Kard. Dziwisz: oskarżenie abp. Nowackiego jest kłamstwem i oszczerstwem - uzup.
Oskarżenie abp. Henryka Nowackiego jest uderzeniem we wszystkich Polaków i współpracowników
Ojca Świętego, a tym samym w osobę Jana Pawła II - stwierdził 2 marca kard. Stanisław
Dziwisz, komentując medialne doniesienia. Insynuacje jakoby wokół Papieża byli szpiedzy
metropolita krakowski nazwał kłamstwem i oszczerstwem. W wieczornej wypowiedzi dla
Radia Watykańskiego zaapelował do zakonów kontemplacyjnych o specjalną modlitwę.
Słuchaj:
Kard. Dziwisz: "Wiele
domysłów obiega środki przekazu w Polsce i za granicą na temat współpracy tajnego
agenta o pseudonimie „Henryk”. Kto zna tego człowieka to wie, z jaką wiernością służył
on Ojcu Świętemu Janowi Pawłowi II, Kościołowi w Polsce i naszej Ojczyźnie. Znam
jego odpowiedzialność za każde słowo, jego zachowanie, pracowitość. Dlatego nie mogę
nie dać mojego świadectwa o nim. Byłoby to wielkim zaniedbaniem z mojej strony. Uderzenie
w tego człowieka jest uderzeniem we wszystkich Polaków, współpracowników Ojca Świętego,
a tym samym w Sługę Bożego Jana Pawła II. Stwarza się obraz szpiegów wokół Papieża,
a to jest kłamstwem i oszczerstwem. Chce się zaszkodzić w ten sposób również w procesie
kanonizacyjnym. Jest to działalność wysoce szkodliwa dla dobrego imienia Kościoła
i Polski na arenie międzynarodowej. Dlatego pytam, kto wobec Boga i historii odpowie
za te krzywdy? Apeluję do sumień wyobraźni ludzkiej. Przytoczę na zakończenie słowa
Ojca Świętego Jana Pawła II wypowiedziane za św. Pawłem: „Baczcie, byście się wzajemnie
nie zjedli”. Zwracam się do zakonów kontemplacyjnych, aby upraszały dla nas wszystkich
przebaczenie grzechów i naszych win oraz światło Ducha Świętego, abyśmy ubogaceni
trudnymi doświadczeniami mogli odnowić nasz Kościół, a także współżycie między ludźmi".
Ostatnimi
czasy obwinianie i oskarżanie ludzi Kościoła w Polsce, jak i tych, którzy są w służbie
Stolicy Apostolskiej, przybrało takie rozmiary, że każdy człowiek uczciwy musi się
poczuć nimi dotknięty – stwierdził kard. Dziwisz. Jeszcze bardziej muszą cierpieć
ci, którym niesprawiedliwie odbiera się prawo do dobrego imienia przysługujące każdemu
człowiekowi. „Wszystko to czyni się rzekomo w imię prawdy. Pytam: jakiej prawdy? Nawet
jeśli ktoś ma na sumieniu jakieś przewinienie, to kto ma prawo denuncjować go i dla
jakiego celu? – spytał wieloletni sekretarz Jana Pawła II. Podkreślił, że nie można
się w tych przypadkach tłumaczyć poszukiwaniami naukowymi, które zawsze powinny przestrzegać
zasad moralnych każdego działania człowieka.

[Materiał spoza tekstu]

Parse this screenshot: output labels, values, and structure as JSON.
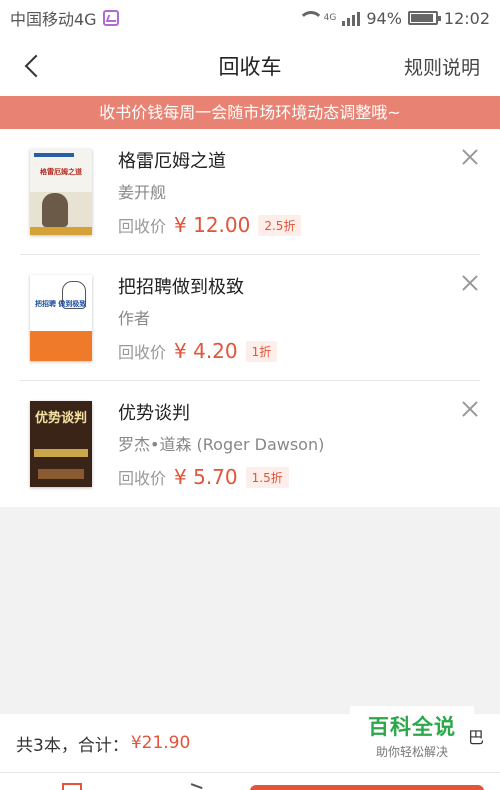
{
  "status_bar": {
    "carrier": "中国移动4G",
    "net_label": "4G",
    "battery": "94%",
    "time": "12:02"
  },
  "nav": {
    "title": "回收车",
    "rules_label": "规则说明",
    "back_icon": "chevron-left-icon"
  },
  "notice": "收书价钱每周一会随市场环境动态调整哦~",
  "items": [
    {
      "title": "格雷厄姆之道",
      "author": "姜开舰",
      "price_label": "回收价",
      "price": "¥ 12.00",
      "discount": "2.5折",
      "cover_text": "格雷厄姆之道"
    },
    {
      "title": "把招聘做到极致",
      "author": "作者",
      "price_label": "回收价",
      "price": "¥ 4.20",
      "discount": "1折",
      "cover_text": "把招聘 做到极致"
    },
    {
      "title": "优势谈判",
      "author": "罗杰•道森 (Roger Dawson)",
      "price_label": "回收价",
      "price": "¥ 5.70",
      "discount": "1.5折",
      "cover_text": "优势谈判"
    }
  ],
  "bottom": {
    "summary_label": "共3本，合计：",
    "total": "¥21.90"
  },
  "watermark": {
    "title": "百科全说",
    "subtitle": "助你轻松解决",
    "edge_char": "巴"
  },
  "colors": {
    "accent": "#e0553b",
    "notice_bg": "#e88374",
    "watermark_green": "#2aa84a"
  }
}
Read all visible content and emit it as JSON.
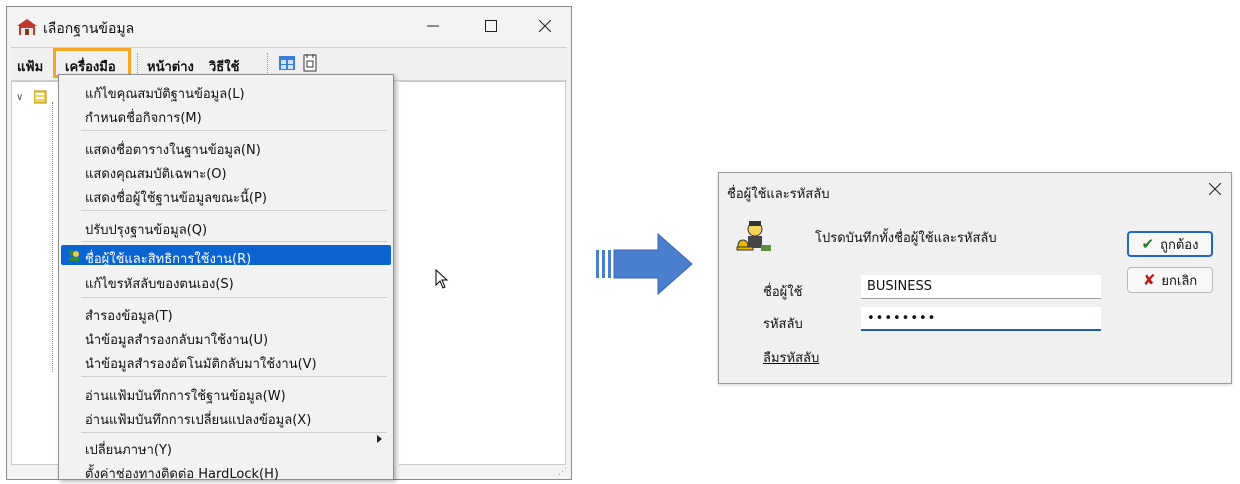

Kard. Dziwisz zwrócił uwagę,
że doniesieniom służb bezpieczeństwa państwa komunistycznego nadaje się rangę wiarygodności.
Tymczasem akta te należy studiować z poczuciem najwyższej odpowiedzialności, porównując
je z innymi dokumentami oraz patrząc na całe życie ludzi obarczonych tymi donosami.
Jako przykład nierzetelności tych akt podał własną osobę. „Mało istotny przykład notatki
majora na mój osobisty temat wykazuje rzekomą „prawdziwość” jego doniesień: nie urodziłem
się w Mszanie Dolnej, co łatwo sprawdzić, ani też nie spędzałem wakacji w Poroninie,
jak mi ta notatka przypisuje – powiedział kard. Dziwisz.